Ho riascoltato il famoso disco della mucca, una delle geniali copertine dello studio Hipgnosis: la semplice foto della frisona Lulubelle III  che pascola nella verde campagna inglese senza alcuna indicazione del nome del gruppo o del titolo dell’album. Nella sterminata apologetica dei Pink Floyd, si narra che i funzionari della EMI chiesero al fotografo Storm Thorgerson se il suo intento fosse quello di far fallire la loro casa discografica.

Il primo lato del vinile si compone di una lunga suite orchestrale, Atom Heart Mother, arrangiata dal compositore Ron Geesin mentre nel secondo lato trovano posto tre delicate canzoni folk equamente divise tra Waters, Gilmour e Wright e la lunga Alan’s Psychedelic Breakfast.

Ma il folk e la psichedelia in questo disco finiscono per apparire artefatti e troppo cerebrali rispetto a quella naif di Khun Narin. Sissignori, Khun Narin! Non avete la più pallida idea di chi sia Khun Narin? Khun Narin suona un phin elettrificato, il phin è uno strumento tipico della Thailandia e del Laos. Attorno a lui ruota un ensemble spesso formato da vecchi e bambini che si esibivano in occasione di feste e processioni nella regione del Phetchabun in lunghe jam improvvisate.
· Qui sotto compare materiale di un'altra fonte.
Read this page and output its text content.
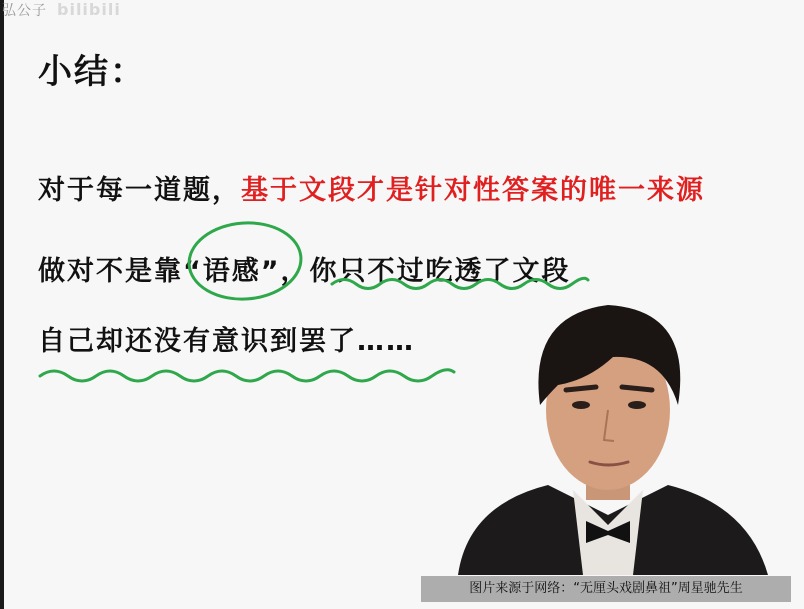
弘公子 bilibili
小结：
对于每一道题，基于文段才是针对性答案的唯一来源
做对不是靠“语感”，你只不过吃透了文段
自己却还没有意识到罢了……
图片来源于网络：“无厘头戏剧鼻祖”周星驰先生
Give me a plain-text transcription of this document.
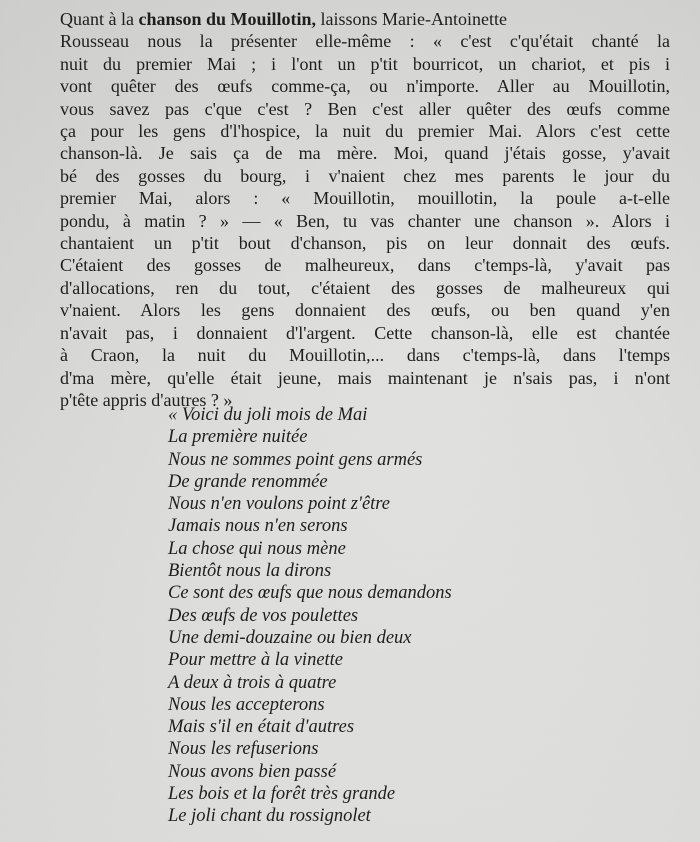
Quant à la chanson du Mouillotin, laissons Marie-Antoinette
Rousseau nous la présenter elle-même : « c'est c'qu'était chanté la
nuit du premier Mai ; i l'ont un p'tit bourricot, un chariot, et pis i
vont quêter des œufs comme-ça, ou n'importe. Aller au Mouillotin,
vous savez pas c'que c'est ? Ben c'est aller quêter des œufs comme
ça pour les gens d'l'hospice, la nuit du premier Mai. Alors c'est cette
chanson-là. Je sais ça de ma mère. Moi, quand j'étais gosse, y'avait
bé des gosses du bourg, i v'naient chez mes parents le jour du
premier Mai, alors : « Mouillotin, mouillotin, la poule a-t-elle
pondu, à matin ? » — « Ben, tu vas chanter une chanson ». Alors i
chantaient un p'tit bout d'chanson, pis on leur donnait des œufs.
C'étaient des gosses de malheureux, dans c'temps-là, y'avait pas
d'allocations, ren du tout, c'étaient des gosses de malheureux qui
v'naient. Alors les gens donnaient des œufs, ou ben quand y'en
n'avait pas, i donnaient d'l'argent. Cette chanson-là, elle est chantée
à Craon, la nuit du Mouillotin,... dans c'temps-là, dans l'temps
d'ma mère, qu'elle était jeune, mais maintenant je n'sais pas, i n'ont
p'tête appris d'autres ? »
« Voici du joli mois de Mai
La première nuitée
Nous ne sommes point gens armés
De grande renommée
Nous n'en voulons point z'être
Jamais nous n'en serons
La chose qui nous mène
Bientôt nous la dirons
Ce sont des œufs que nous demandons
Des œufs de vos poulettes
Une demi-douzaine ou bien deux
Pour mettre à la vinette
A deux à trois à quatre
Nous les accepterons
Mais s'il en était d'autres
Nous les refuserions
Nous avons bien passé
Les bois et la forêt très grande
Le joli chant du rossignolet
Qualche anno fa un produttore  americano scovò su youtube una serie di video – in uno c’è una acidissima Zombie dei Cranberries! – e da lì sono nati due album, il primo strepitoso Electric Phin Band e il secondo intitolato semplicemente II. Ascoltare per credere.

La musica del quarto mondo

Jon Hassell nasce nel 1937 a Memphis nel Tennessee, cresce con la musica afro-americana di Stan Kenton e Miles Davis, poi si innamora di Stockhausen. Va in Germania, a Colonia, a seguire i corsi del maestro. Holger Czukay e Irmin Schmidt che da lì a poco fonderanno i futuri Can sono i suoi compagni di corso. Lo vorrebbero con loro ma Jon declina l’invito dichiarandosi poco interessato al rock.  E infatti, tornato in patria, prende parte alle registrazioni di In C, il capolavoro di Terry Riley e ad alcuni dischi di LaMonte Young. Inevitabile, dopo aver collaborato con questi due padri del minimalismo, proseguire nello studio della musica indiana e così nel 1972 comincia l’apprendistato con il Pandit Pran Nath. E’ qui che il suono della tromba di Hassell completa la propria metamorfosi trasformandosi nel suono di una conchiglia.

E al culmine di questa metamorfosi Hassell è pronto per quella ‘fourth world music’ di cui si innamoreranno Brian Eno e David Byrne e porterà nel 1981 al fantastico My Life in the Bush of Ghosts (per lo scorno di Jon che a quel disco avrebbe dovuto partecipare).

Ma torniamo indietro a quello che invece è il capolavoro di Hassell e che esce nel 1977: Vernal Equinox. La tromba di Hassell viene trattata elettronicamente e si insinua sul tappeto di percussioni ordite dal brasiliano Nana Vasconcelos e tra sibili di gelidi sintetizzatori.

Raro Ben

Piccola gemma di jazz-rock uscita nel 1971 quella dei Ben. In copertina un naso che cola come un rubinetto male avvitato. Musica che cola a fiotti copiosi lungo le quattro tracce in cui si cimentano i quattro musicisti (sax, organo, chitarra e batteria). Disco purtroppo ricordato più per le quotazioni abnormi sul mercato dei vinili, l’originale LP è tra i più rari del catalogo della Vertigo e quindi tra i più costosi, che per la musica: molti recensori infatti lo bollano come tra le cose peggiori licenziate dalla label dall’inconfondibile spirale. Cosa in parte vera, ma più per merito del resto della scuderia – Black Sabbath, Gentle Giant, Patto, Nucleus e compagnia cantante – che per demeriti propri.